A year ago last January, I wrote “How To Become Irrelevant Online” about Associated Press’ intention to battle aggregators and bloggers over the fair use doctrine. I never wondered what became of their legal intentions because I can do without A.P. as a source. However, the story has bubbled up again and it’s worth re-examining, simply due to the hideousness of it all.
According to The New York Times:
Associated Press said on Monday that Web sites that used the work of news organizations must obtain permission and share revenue with them, and that it would take legal action against those that did not.

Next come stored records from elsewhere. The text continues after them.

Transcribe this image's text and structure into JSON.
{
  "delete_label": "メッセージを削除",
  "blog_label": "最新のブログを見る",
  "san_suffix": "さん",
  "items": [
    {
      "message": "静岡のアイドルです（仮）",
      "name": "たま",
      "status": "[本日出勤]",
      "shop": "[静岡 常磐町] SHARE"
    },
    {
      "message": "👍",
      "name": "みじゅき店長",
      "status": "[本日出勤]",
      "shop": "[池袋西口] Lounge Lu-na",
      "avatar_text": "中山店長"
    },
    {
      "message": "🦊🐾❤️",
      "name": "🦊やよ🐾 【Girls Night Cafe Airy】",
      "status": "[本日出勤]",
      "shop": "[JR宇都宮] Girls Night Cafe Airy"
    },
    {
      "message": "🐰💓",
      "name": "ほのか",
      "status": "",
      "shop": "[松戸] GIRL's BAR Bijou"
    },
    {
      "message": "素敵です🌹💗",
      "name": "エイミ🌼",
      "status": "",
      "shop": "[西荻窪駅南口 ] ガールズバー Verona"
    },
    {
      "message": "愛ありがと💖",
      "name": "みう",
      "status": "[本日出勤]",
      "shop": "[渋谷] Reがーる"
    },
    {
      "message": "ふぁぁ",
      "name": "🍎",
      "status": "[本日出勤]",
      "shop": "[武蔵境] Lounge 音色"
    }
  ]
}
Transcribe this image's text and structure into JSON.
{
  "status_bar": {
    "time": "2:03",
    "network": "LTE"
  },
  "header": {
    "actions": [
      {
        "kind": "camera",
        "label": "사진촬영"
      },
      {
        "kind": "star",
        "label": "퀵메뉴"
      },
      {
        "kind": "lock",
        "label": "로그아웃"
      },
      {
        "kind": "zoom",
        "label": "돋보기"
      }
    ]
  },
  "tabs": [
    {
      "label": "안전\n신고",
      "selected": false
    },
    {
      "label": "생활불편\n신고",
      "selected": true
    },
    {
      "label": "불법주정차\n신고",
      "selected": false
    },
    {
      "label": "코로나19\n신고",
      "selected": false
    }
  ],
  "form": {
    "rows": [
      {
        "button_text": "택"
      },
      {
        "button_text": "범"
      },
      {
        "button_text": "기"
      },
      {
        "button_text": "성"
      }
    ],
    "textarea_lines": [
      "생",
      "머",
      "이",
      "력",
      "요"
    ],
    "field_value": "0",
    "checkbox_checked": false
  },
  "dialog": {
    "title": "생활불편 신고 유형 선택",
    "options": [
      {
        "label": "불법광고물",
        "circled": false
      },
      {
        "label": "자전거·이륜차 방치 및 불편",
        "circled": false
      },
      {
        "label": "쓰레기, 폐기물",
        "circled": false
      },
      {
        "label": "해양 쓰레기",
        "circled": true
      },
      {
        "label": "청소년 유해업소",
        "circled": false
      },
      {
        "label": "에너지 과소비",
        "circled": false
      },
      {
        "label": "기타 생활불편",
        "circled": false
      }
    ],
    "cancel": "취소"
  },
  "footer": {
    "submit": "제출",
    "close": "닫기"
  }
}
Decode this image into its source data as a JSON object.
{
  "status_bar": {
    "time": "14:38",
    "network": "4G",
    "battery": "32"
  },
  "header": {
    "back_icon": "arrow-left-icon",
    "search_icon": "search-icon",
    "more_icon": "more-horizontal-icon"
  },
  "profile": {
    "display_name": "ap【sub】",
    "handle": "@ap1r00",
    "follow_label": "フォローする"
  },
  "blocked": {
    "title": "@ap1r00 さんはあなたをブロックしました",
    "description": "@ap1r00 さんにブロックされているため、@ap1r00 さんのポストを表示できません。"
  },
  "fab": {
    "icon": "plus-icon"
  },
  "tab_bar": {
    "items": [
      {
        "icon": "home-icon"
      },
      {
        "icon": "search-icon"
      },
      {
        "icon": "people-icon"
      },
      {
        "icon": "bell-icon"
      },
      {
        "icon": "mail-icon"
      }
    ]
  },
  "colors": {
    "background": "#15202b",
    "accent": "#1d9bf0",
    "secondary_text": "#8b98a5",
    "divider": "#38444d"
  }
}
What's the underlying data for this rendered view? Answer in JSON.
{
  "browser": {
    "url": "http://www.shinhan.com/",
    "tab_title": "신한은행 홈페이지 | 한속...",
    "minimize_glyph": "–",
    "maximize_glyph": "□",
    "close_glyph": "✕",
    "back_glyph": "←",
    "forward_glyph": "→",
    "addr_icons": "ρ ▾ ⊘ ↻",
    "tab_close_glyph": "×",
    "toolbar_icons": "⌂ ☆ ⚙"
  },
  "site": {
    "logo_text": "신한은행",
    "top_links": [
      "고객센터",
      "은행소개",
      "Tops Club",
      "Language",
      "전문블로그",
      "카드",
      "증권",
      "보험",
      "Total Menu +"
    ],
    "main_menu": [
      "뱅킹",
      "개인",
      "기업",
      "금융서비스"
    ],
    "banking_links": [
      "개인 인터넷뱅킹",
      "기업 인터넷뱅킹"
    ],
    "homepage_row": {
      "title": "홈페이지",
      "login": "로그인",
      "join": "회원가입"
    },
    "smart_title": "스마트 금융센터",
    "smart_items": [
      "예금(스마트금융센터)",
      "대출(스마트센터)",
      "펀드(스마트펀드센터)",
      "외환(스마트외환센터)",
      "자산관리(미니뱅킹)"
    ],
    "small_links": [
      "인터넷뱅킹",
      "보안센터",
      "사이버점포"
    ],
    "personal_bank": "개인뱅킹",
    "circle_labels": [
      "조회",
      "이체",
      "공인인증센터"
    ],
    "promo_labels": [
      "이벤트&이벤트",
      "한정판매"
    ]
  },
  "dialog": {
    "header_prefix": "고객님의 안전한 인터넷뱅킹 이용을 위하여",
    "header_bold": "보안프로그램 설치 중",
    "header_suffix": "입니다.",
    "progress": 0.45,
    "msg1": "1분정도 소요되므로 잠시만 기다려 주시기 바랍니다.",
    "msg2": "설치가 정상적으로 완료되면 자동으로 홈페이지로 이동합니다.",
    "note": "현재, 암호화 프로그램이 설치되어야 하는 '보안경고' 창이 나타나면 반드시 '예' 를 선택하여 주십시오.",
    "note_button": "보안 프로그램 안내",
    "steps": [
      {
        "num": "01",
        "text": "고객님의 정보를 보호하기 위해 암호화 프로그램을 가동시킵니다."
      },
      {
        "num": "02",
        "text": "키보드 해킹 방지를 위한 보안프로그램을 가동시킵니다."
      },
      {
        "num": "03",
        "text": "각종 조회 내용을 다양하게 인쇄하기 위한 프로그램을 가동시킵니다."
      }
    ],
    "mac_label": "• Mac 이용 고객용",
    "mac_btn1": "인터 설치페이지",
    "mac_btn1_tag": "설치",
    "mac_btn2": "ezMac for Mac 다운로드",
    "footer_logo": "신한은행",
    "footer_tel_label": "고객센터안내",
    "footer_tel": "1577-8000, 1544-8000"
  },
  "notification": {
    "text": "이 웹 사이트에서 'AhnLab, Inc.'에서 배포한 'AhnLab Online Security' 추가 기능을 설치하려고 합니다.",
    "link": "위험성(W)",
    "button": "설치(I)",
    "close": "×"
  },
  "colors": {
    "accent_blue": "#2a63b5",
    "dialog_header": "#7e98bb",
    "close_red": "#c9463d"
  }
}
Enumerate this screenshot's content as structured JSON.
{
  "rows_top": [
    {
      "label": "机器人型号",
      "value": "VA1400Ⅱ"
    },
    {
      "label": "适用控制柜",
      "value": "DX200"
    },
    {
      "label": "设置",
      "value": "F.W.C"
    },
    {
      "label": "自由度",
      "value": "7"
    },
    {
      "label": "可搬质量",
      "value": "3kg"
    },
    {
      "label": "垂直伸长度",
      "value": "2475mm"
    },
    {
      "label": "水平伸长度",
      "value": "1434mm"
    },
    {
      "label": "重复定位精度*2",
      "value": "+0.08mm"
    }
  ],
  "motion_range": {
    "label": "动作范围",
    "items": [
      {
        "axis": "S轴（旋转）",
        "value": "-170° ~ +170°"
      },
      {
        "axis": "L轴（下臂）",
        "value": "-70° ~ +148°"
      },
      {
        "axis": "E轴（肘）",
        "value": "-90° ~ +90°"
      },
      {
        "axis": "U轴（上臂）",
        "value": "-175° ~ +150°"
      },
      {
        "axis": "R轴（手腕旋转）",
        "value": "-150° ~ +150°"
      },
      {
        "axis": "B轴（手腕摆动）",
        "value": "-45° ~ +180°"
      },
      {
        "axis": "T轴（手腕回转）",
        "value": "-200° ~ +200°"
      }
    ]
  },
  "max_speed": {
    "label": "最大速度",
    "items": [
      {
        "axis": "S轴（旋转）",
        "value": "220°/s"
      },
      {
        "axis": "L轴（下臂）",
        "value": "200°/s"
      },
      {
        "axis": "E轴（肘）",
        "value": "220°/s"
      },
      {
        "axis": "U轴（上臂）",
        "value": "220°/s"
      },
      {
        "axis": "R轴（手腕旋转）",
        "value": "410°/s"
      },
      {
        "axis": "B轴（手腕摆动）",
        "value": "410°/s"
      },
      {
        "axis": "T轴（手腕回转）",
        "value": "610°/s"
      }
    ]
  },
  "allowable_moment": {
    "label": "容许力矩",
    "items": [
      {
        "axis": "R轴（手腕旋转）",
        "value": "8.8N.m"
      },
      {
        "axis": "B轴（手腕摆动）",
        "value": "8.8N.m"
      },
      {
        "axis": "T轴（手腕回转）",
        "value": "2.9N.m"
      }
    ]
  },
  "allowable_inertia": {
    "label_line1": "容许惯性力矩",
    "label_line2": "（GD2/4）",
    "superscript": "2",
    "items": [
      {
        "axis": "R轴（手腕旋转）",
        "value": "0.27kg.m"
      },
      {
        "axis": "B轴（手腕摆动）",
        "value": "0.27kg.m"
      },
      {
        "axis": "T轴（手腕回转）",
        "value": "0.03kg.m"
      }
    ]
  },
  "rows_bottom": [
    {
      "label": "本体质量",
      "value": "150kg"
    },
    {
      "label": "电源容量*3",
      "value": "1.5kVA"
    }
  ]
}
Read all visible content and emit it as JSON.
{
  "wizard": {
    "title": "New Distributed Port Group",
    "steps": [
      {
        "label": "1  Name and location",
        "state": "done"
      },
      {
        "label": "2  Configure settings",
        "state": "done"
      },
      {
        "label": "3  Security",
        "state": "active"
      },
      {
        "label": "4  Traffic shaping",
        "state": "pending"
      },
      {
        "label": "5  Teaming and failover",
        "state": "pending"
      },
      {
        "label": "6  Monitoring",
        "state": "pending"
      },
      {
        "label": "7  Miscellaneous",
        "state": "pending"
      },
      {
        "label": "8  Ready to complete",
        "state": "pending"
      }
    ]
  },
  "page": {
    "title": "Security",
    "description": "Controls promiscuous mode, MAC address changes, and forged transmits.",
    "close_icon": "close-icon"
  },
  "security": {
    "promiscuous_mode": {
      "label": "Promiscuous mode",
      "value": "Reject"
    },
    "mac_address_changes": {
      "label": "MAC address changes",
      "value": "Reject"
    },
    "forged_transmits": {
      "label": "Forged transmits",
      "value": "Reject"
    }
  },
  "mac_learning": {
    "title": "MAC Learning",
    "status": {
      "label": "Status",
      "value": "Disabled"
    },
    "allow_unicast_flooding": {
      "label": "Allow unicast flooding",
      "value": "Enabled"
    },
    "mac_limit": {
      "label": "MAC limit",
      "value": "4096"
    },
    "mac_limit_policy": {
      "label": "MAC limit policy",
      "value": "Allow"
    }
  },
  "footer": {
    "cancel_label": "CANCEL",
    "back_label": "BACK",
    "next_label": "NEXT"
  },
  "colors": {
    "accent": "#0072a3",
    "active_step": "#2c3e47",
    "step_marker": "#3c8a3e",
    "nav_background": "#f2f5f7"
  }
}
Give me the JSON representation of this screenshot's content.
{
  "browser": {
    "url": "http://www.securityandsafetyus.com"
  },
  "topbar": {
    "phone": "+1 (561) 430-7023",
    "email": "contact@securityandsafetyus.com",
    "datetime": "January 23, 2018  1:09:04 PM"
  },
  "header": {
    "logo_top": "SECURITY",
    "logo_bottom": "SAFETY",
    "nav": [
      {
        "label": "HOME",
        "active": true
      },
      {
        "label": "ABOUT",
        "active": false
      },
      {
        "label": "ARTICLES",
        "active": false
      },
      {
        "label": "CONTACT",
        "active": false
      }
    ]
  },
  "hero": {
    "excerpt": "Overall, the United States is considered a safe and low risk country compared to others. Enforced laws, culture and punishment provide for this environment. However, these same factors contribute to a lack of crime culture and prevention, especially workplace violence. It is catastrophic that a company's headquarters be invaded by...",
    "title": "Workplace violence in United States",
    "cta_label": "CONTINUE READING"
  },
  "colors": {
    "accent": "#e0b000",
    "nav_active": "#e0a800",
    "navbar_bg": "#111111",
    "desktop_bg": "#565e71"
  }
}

The A.P. will “work with portals and other partners who legally license our content” and will “seek legal and legislative remedies against those who don’t,” the A.P. chairman, William Dean Singleton, said Monday in a speech at the group’s annual meeting, in San Diego. “We can no longer stand by and watch others walk off with our work under misguided legal theories.”
TechCrunch says, “the worst part about their whining is that it is completely hypocritical.”
Danny Sullivan explains just how simple it is to turn off the Google juice dispenser.
Get your tech person to change your robots.txt file to say this:
User-agent: *
Disallow: /Done. Do that, you’re outta Google.
Of course, no publisher in their right mind will ever do that. No Google juice, no traffic, no income. So, as upset as news execs may be with the new media landscape, there’s no going back, no putting Genie back in his bottle.
Look, we all know what desperate times the newspaper business is facing. The news business is one of many that have been taken down a notch by the rise of people-powered digital media. But lawyers and the suits they bring are not the answer. Adjusting your business to the new reality is the answer. Yes, that takes brains and balls. That’s the cost of being in business. Always has been.